Ninth Circuit Rejects Berkeley, California Ban on Natural Gas Hookups in New Construction

The Ninth Circuit recently weighed in on whether localities’ natural-gas infrastructure bans are preempted by federal laws including the Energy Policy and Conservation Act (EPCA).

Some background. Many regulators and interest groups focus on addressing climate concerns. Localities including Washington, DC, and Berkeley, Calif., have banned new natural gas hookups as part of their building codes. States – most notably New York – are considering similar laws. These bans generally prohibit the installation of natural gas infrastructure in new buildings, including the installation of fuel gas pipes and connecting to gas meters.

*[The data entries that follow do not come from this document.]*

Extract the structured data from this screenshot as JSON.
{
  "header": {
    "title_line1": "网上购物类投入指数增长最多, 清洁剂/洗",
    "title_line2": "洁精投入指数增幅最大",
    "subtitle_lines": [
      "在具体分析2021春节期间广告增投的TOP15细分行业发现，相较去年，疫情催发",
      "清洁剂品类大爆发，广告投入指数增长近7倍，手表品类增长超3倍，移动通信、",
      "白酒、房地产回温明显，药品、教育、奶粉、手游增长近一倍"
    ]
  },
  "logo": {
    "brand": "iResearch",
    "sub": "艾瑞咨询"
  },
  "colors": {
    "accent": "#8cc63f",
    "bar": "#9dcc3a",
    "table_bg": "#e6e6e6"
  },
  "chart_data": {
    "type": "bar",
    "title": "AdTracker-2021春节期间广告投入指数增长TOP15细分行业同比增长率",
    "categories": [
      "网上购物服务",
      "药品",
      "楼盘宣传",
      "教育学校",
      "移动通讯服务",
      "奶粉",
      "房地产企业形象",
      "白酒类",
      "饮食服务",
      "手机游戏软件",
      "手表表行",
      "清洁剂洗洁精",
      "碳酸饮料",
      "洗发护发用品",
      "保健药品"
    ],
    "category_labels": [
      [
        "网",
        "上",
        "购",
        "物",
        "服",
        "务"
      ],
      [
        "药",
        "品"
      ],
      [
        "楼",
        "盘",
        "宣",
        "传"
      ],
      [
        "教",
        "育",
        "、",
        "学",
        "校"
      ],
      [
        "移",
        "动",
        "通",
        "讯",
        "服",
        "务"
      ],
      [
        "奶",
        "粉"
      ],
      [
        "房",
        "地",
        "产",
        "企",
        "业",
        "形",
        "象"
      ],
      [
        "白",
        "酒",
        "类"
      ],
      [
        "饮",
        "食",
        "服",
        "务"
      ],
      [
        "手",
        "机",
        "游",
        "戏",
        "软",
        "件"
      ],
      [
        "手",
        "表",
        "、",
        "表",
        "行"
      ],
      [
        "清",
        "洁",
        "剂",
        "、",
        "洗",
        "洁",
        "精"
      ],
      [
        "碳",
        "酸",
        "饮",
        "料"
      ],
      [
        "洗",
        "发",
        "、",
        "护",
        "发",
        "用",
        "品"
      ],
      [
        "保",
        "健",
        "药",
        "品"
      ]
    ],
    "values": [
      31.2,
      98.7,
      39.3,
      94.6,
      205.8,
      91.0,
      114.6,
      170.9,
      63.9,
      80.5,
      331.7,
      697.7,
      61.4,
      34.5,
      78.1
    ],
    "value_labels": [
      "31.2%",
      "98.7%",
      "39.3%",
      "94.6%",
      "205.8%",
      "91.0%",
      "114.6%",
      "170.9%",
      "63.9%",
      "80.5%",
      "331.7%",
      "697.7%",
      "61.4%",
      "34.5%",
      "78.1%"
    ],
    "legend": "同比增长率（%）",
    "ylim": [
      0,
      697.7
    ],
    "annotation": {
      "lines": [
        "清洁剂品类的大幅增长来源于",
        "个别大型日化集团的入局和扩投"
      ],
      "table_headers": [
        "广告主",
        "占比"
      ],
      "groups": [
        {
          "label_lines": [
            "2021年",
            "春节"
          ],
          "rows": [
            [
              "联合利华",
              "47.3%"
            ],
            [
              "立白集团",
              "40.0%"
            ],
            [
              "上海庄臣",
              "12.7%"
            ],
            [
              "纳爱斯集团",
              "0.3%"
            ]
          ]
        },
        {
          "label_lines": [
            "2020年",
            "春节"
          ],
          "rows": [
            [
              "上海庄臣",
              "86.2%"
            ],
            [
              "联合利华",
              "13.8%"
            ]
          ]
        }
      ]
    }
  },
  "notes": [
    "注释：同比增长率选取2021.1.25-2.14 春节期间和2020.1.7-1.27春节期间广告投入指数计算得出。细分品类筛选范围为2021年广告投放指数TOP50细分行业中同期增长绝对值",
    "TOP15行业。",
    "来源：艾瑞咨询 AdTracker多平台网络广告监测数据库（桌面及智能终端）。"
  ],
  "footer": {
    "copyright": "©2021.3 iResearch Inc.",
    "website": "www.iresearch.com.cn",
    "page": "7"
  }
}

The Ninth Circuit’s recent decision in California Restaurant Association v. City of Berkeley, available here, strikes down Berkeley’s local ban on the grounds that it was preempted by EPCA. The Ninth Circuit held that EPCA preempts any regulations that relate to “the quantity of [natural gas] directly consumed by” certain consumer appliances at the place where those products are used.

Even though the ordinance resulted in zero future use of natural gas, Berkeley justified it on the grounds that it acted outside of the appliance itself by precluding natural gas from entering the location where an appliance was used. The court rejected this argument and found that ECPA preemption “extends to regulations that address the products themselves and the on-site infrastructure for their use of natural gas.” “States and localities can’t skirt the text of broad preemption provisions by doing indirectly what Congress says they can’t do directly.” (Emphases in original.)

A concurrence to the Ninth Circuit’s decision requests further guidance from the Court regarding the extent of federal preemption in areas of traditional state responsibility. The concurrence notes that precedent in this area is “not always clear, consistent, or coherent” and that further guidance from the US Supreme Court on how preemption issues should be analyzed “would be most welcome.”

We will keep an eye out for further decisions in this area, most notably on whether any other circuits follow the Ninth Circuit’s lead on this important issue.